Mariana intentó llorar, pero le mostré la publicación y las capturas de pantalla de las personas que me atacaban por sus mentiras.
"Durante tres años", dije, "me pidieron que lo entendiera todo. Mariana necesitaba a Alejandro en nuestro aniversario. Mariana se sentía sola en Navidad. Mariana tenía miedo de las tormentas, los hospitales, las fiestas e incluso de mí. Entendí tanto que casi desaparecí".
Mi voz temblaba, pero continué.
"El día del accidente, me pidieron que lo entendiera de nuevo. Pero esta vez, querían que sacrificara más que tiempo, dinero o dignidad.

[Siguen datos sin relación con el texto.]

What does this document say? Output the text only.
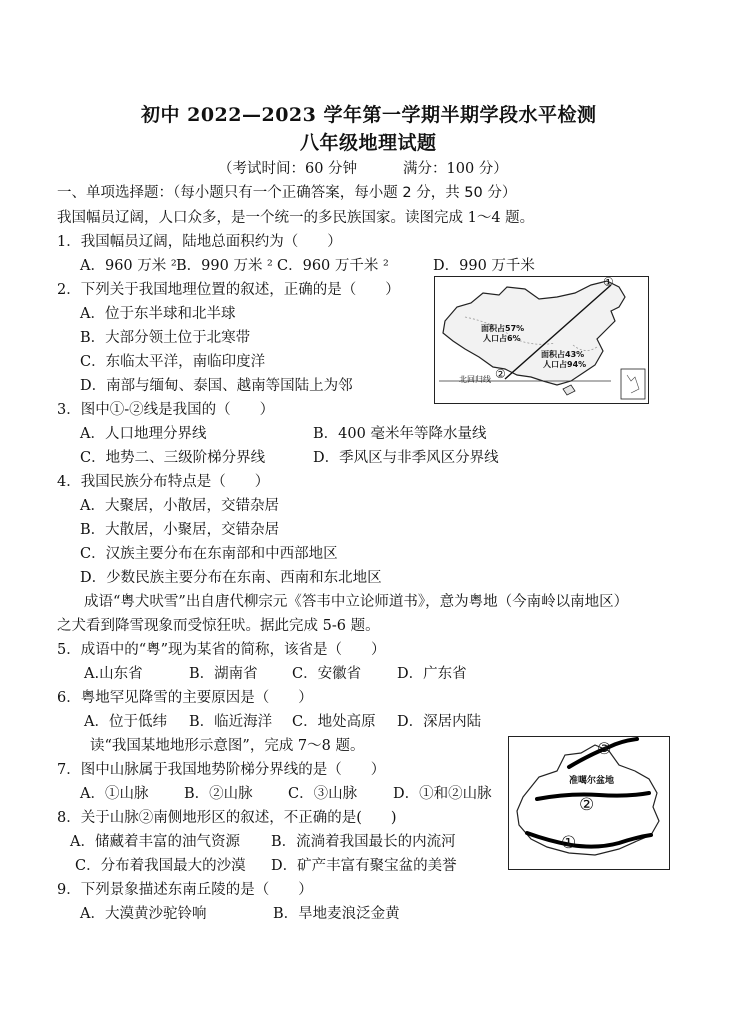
初中 2022—2023 学年第一学期半期学段水平检测
八年级地理试题
（考试时间：60 分钟	满分：100 分）
一、单项选择题：（每小题只有一个正确答案，每小题 2 分，共 50 分）
我国幅员辽阔，人口众多，是一个统一的多民族国家。读图完成 1～4 题。
1．我国幅员辽阔，陆地总面积约为（　　）
A．960 万米 ² B．990 万米 ² C．960 万千米 ²	D．990 万千米
2．下列关于我国地理位置的叙述，正确的是（　　）
A．位于东半球和北半球
B．大部分领土位于北寒带
C．东临太平洋，南临印度洋
D．南部与缅甸、泰国、越南等国陆上为邻
①
②
面积占57%
人口占6%
面积占43%
人口占94%
北回归线
3．图中①-②线是我国的（　　）
A．人口地理分界线	B．400 毫米年等降水量线
C．地势二、三级阶梯分界线	D．季风区与非季风区分界线
4．我国民族分布特点是（　　）
A．大聚居，小散居，交错杂居
B．大散居，小聚居，交错杂居
C．汉族主要分布在东南部和中西部地区
D．少数民族主要分布在东南、西南和东北地区
成语“粤犬吠雪”出自唐代柳宗元《答韦中立论师道书》，意为粤地（今南岭以南地区）
之犬看到降雪现象而受惊狂吠。据此完成 5-6 题。
5．成语中的“粤”现为某省的简称，该省是（　　）
A.山东省	B．湖南省 C．安徽省 D．广东省
6．粤地罕见降雪的主要原因是（　　）
A．位于低纬 B．临近海洋 C．地处高原 D．深居内陆
读“我国某地地形示意图”，完成 7～8 题。	③
准噶尔盆地
②
①
7．图中山脉属于我国地势阶梯分界线的是（　　）
A．①山脉 B．②山脉 C．③山脉 D．①和②山脉
8．关于山脉②南侧地形区的叙述，不正确的是(　　)
A．储藏着丰富的油气资源 B．流淌着我国最长的内流河
C．分布着我国最大的沙漠 D．矿产丰富有聚宝盆的美誉
9．下列景象描述东南丘陵的是（　　）
A．大漠黄沙驼铃响	B．旱地麦浪泛金黄
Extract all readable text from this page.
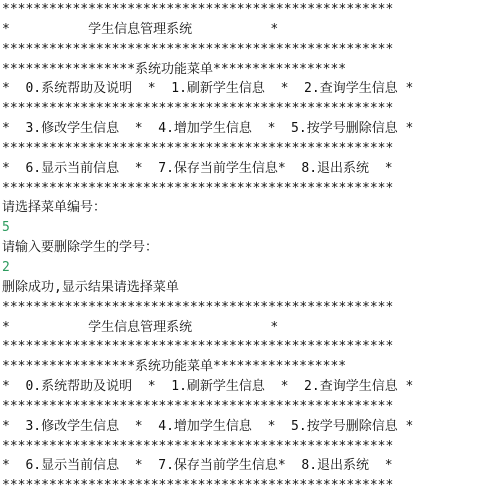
**************************************************
*          学生信息管理系统          *
**************************************************
*****************系统功能菜单*****************
*  0.系统帮助及说明  *  1.刷新学生信息  *  2.查询学生信息 *
**************************************************
*  3.修改学生信息  *  4.增加学生信息  *  5.按学号删除信息 *
**************************************************
*  6.显示当前信息  *  7.保存当前学生信息*  8.退出系统  *
**************************************************
请选择菜单编号：
5
请输入要删除学生的学号：
2
删除成功,显示结果请选择菜单
**************************************************
*          学生信息管理系统          *
**************************************************
*****************系统功能菜单*****************
*  0.系统帮助及说明  *  1.刷新学生信息  *  2.查询学生信息 *
**************************************************
*  3.修改学生信息  *  4.增加学生信息  *  5.按学号删除信息 *
**************************************************
*  6.显示当前信息  *  7.保存当前学生信息*  8.退出系统  *
**************************************************
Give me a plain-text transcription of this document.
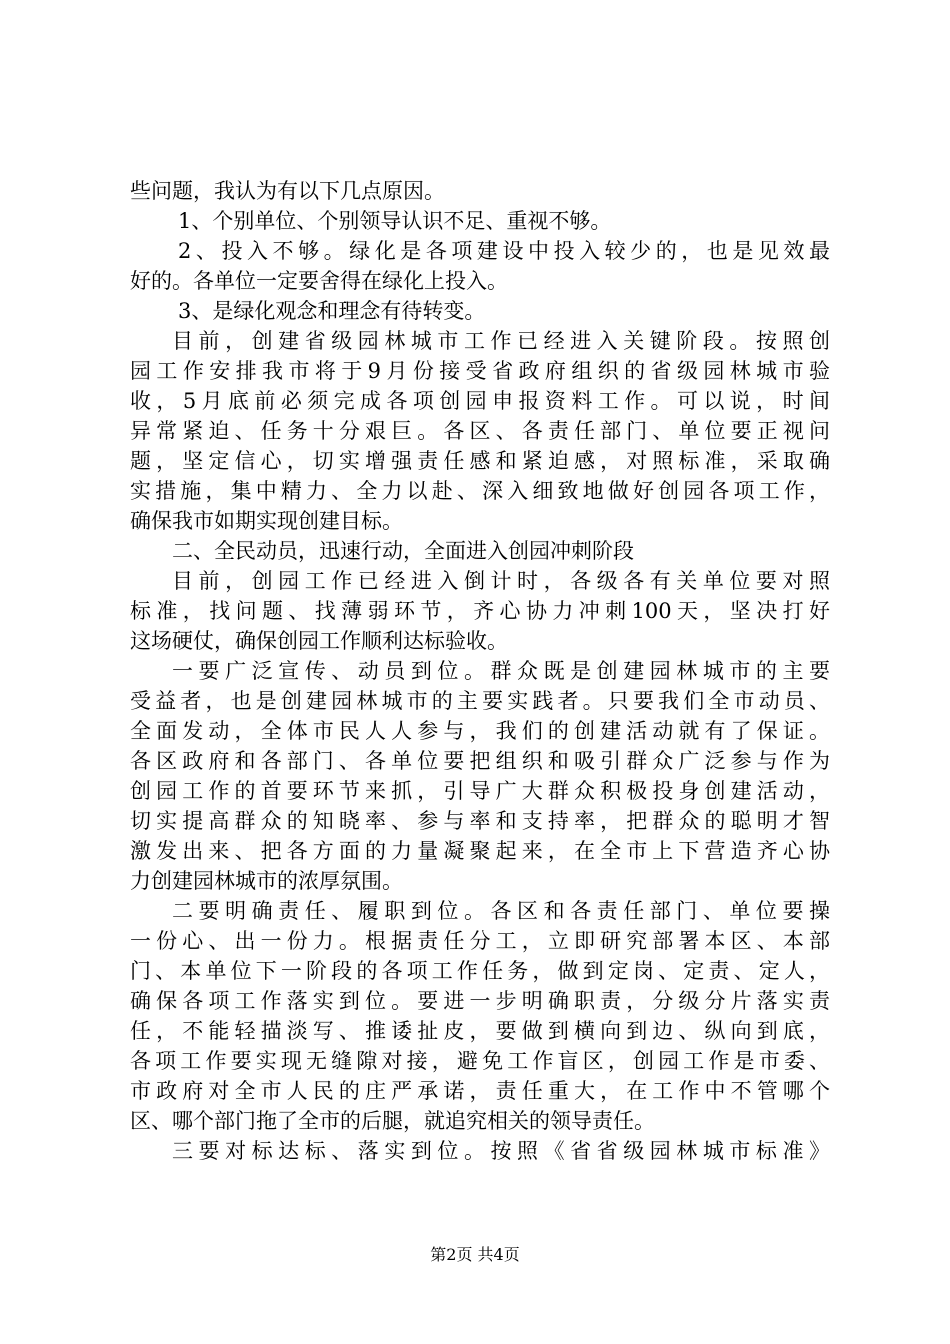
些问题，我认为有以下几点原因。
1、个别单位、个别领导认识不足、重视不够。
2、投入不够。绿化是各项建设中投入较少的，也是见效最
好的。各单位一定要舍得在绿化上投入。
3、是绿化观念和理念有待转变。
目前，创建省级园林城市工作已经进入关键阶段。按照创
园工作安排我市将于9月份接受省政府组织的省级园林城市验
收，5月底前必须完成各项创园申报资料工作。可以说，时间
异常紧迫、任务十分艰巨。各区、各责任部门、单位要正视问
题，坚定信心，切实增强责任感和紧迫感，对照标准，采取确
实措施，集中精力、全力以赴、深入细致地做好创园各项工作，
确保我市如期实现创建目标。
二、全民动员，迅速行动，全面进入创园冲刺阶段
目前，创园工作已经进入倒计时，各级各有关单位要对照
标准，找问题、找薄弱环节，齐心协力冲刺100天，坚决打好
这场硬仗，确保创园工作顺利达标验收。
一要广泛宣传、动员到位。群众既是创建园林城市的主要
受益者，也是创建园林城市的主要实践者。只要我们全市动员、
全面发动，全体市民人人参与，我们的创建活动就有了保证。
各区政府和各部门、各单位要把组织和吸引群众广泛参与作为
创园工作的首要环节来抓，引导广大群众积极投身创建活动，
切实提高群众的知晓率、参与率和支持率，把群众的聪明才智
激发出来、把各方面的力量凝聚起来，在全市上下营造齐心协
力创建园林城市的浓厚氛围。
二要明确责任、履职到位。各区和各责任部门、单位要操
一份心、出一份力。根据责任分工，立即研究部署本区、本部
门、本单位下一阶段的各项工作任务，做到定岗、定责、定人，
确保各项工作落实到位。要进一步明确职责，分级分片落实责
任，不能轻描淡写、推诿扯皮，要做到横向到边、纵向到底，
各项工作要实现无缝隙对接，避免工作盲区，创园工作是市委、
市政府对全市人民的庄严承诺，责任重大，在工作中不管哪个
区、哪个部门拖了全市的后腿，就追究相关的领导责任。
三要对标达标、落实到位。按照《省省级园林城市标准》
第2页 共4页
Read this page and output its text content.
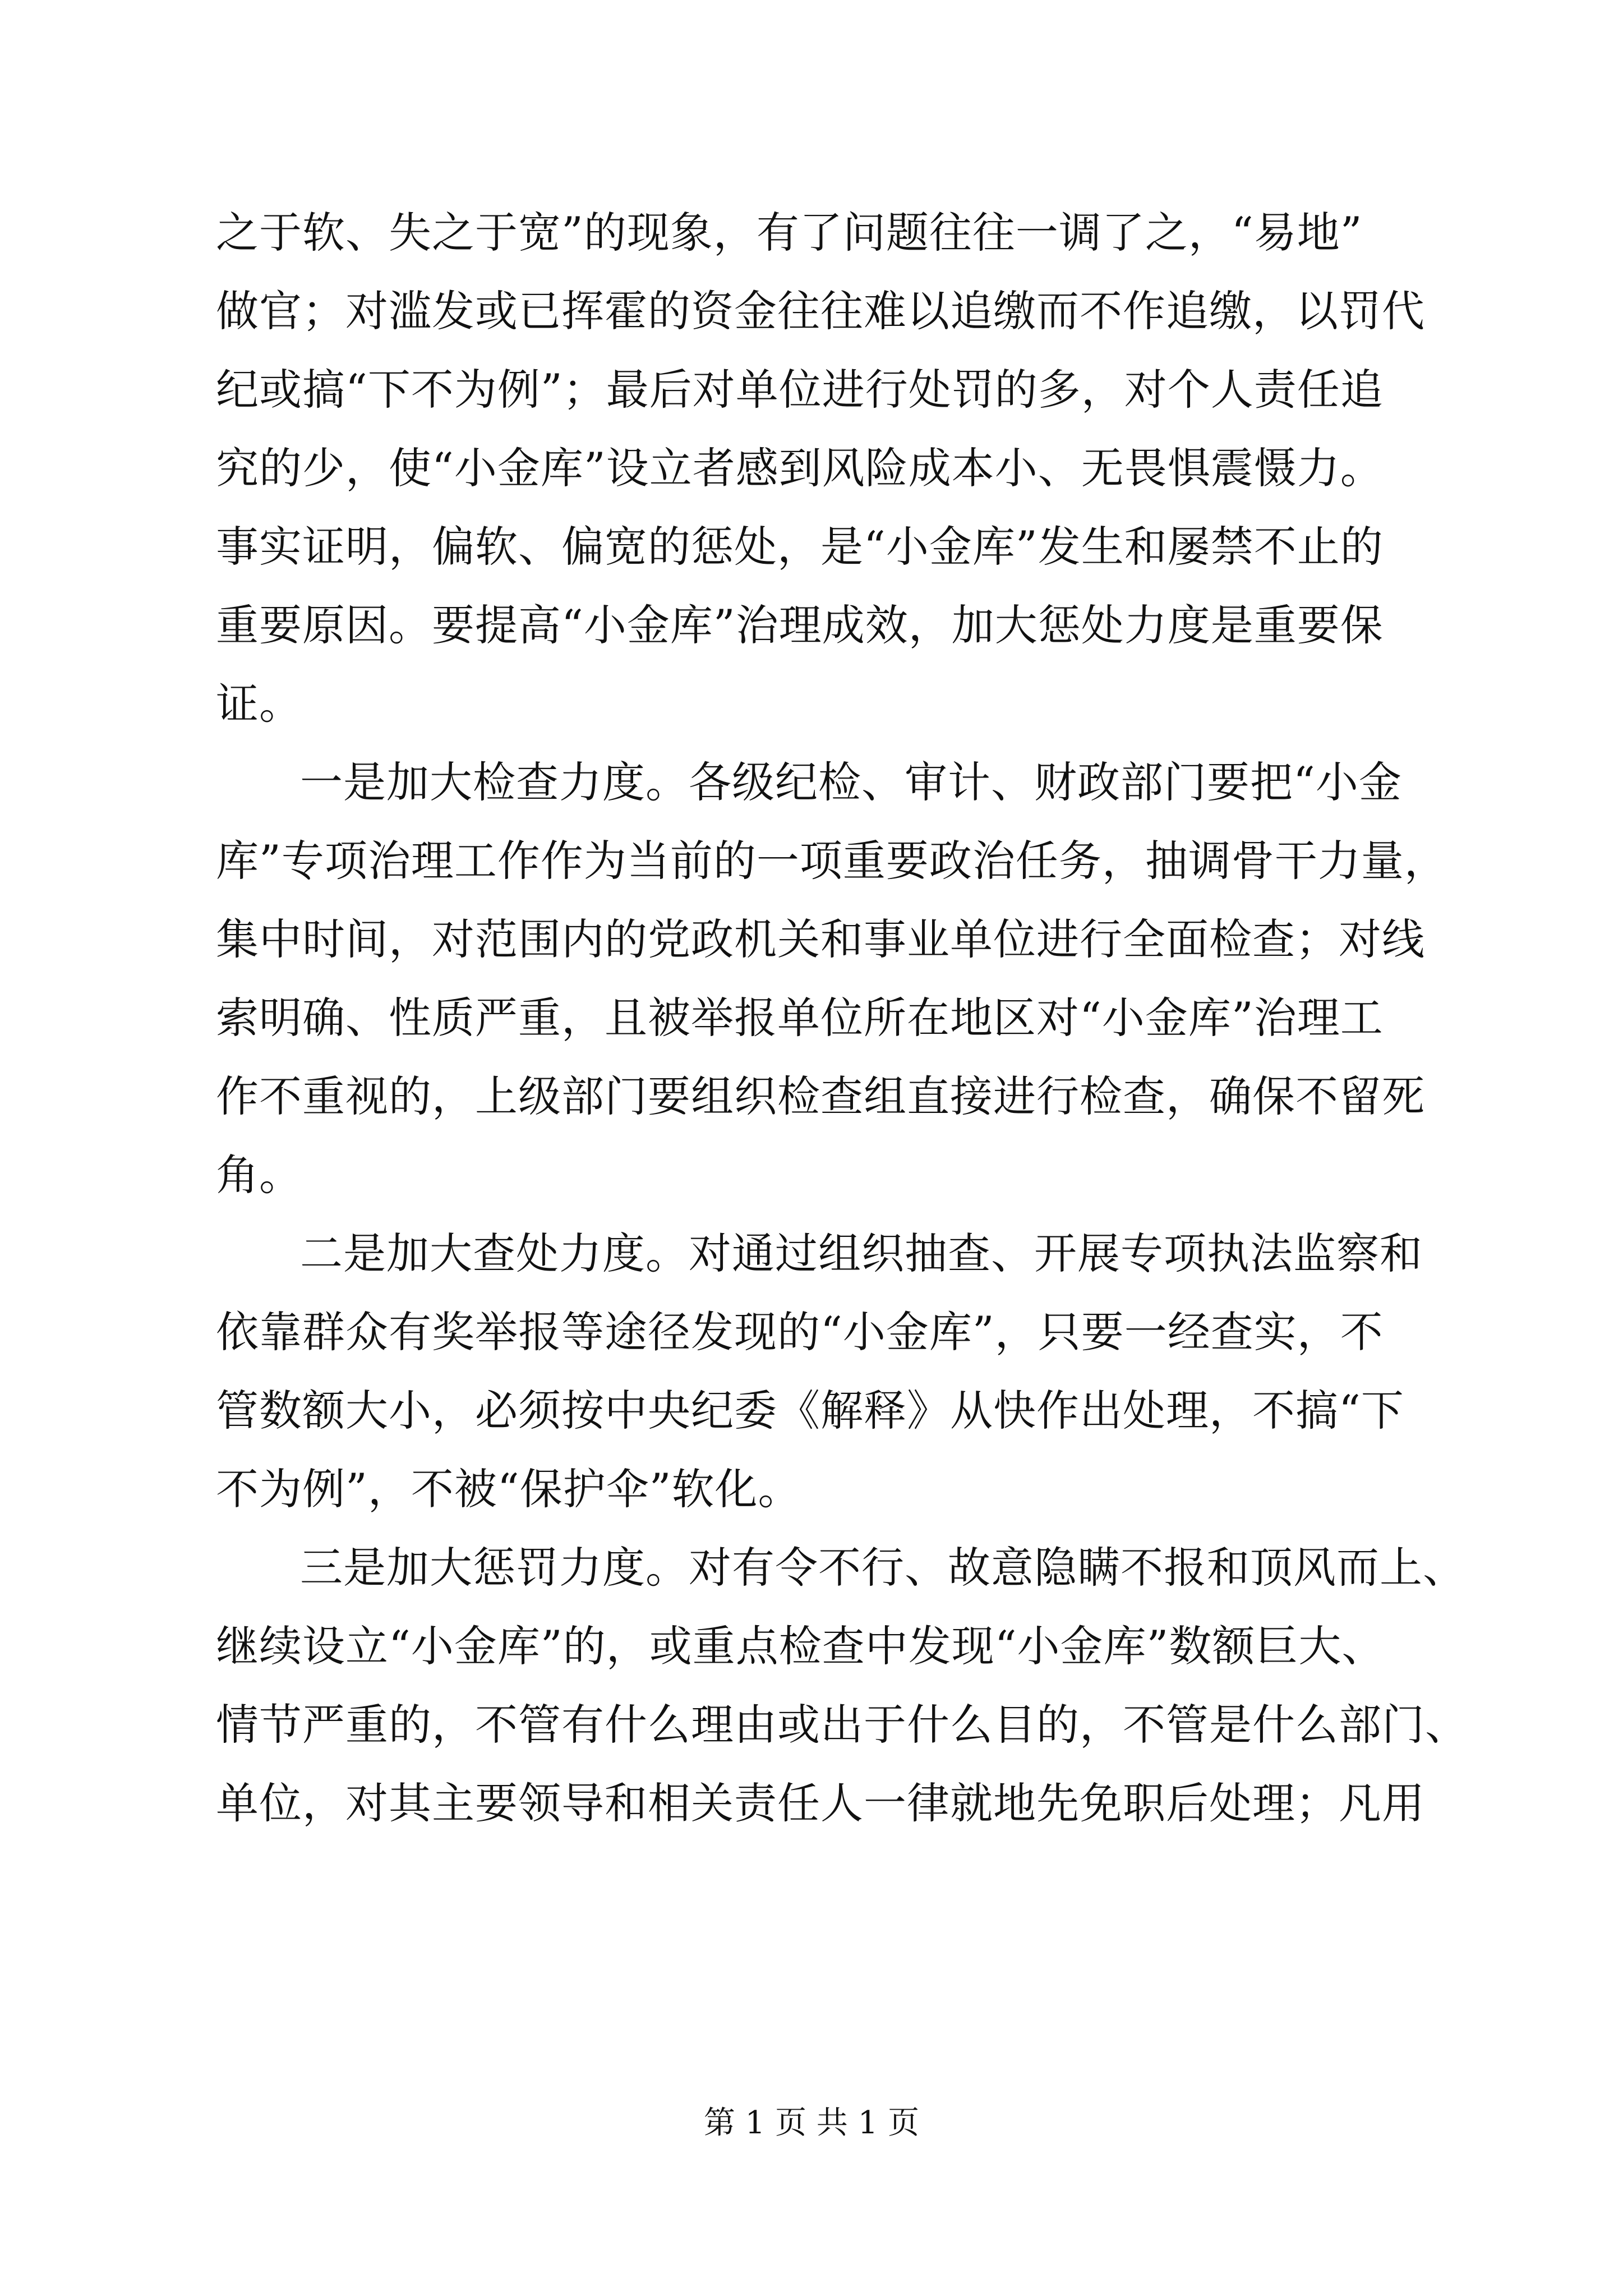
之于软、失之于宽”的现象，有了问题往往一调了之，“易地”
做官；对滥发或已挥霍的资金往往难以追缴而不作追缴，以罚代
纪或搞“下不为例”；最后对单位进行处罚的多，对个人责任追
究的少，使“小金库”设立者感到风险成本小、无畏惧震慑力。
事实证明，偏软、偏宽的惩处，是“小金库”发生和屡禁不止的
重要原因。要提高“小金库”治理成效，加大惩处力度是重要保
证。
一是加大检查力度。各级纪检、审计、财政部门要把“小金
库”专项治理工作作为当前的一项重要政治任务，抽调骨干力量，
集中时间，对范围内的党政机关和事业单位进行全面检查；对线
索明确、性质严重，且被举报单位所在地区对“小金库”治理工
作不重视的，上级部门要组织检查组直接进行检查，确保不留死
角。
二是加大查处力度。对通过组织抽查、开展专项执法监察和
依靠群众有奖举报等途径发现的“小金库”，只要一经查实，不
管数额大小，必须按中央纪委《解释》从快作出处理，不搞“下
不为例”，不被“保护伞”软化。
三是加大惩罚力度。对有令不行、故意隐瞒不报和顶风而上、
继续设立“小金库”的，或重点检查中发现“小金库”数额巨大、
情节严重的，不管有什么理由或出于什么目的，不管是什么部门、
单位，对其主要领导和相关责任人一律就地先免职后处理；凡用
第 1 页 共 1 页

Querían que sacrificara mi vida".
Entonces mi abogado me mostró documentos financieros: pagos, transferencias, facturas y gastos que había cubierto para esta familia.
Dije: "No estoy pidiendo limosna". Estoy pidiendo lo que me pertenece.
Cuando Mariana fingió desmayarse, Alejandro no se movió.
Por una vez, no corrió hacia ella.
El silencio lo decía todo.
Antes de terminar la llamada, lo miré.
"Tienes tres días para firmar el acuerdo de divorcio. Si no, nos vemos en los tribunales."
Entonces la pantalla se quedó en blanco.
Después de esa noche, todo cambió.
Quienes me habían juzgado empezaron a disculparse. Mariana perdió su lugar en la mansión familiar. La reputación de Doña Teresa quedó arruinada. Alejandro finalmente vio lo que todos los demás tenían que ver.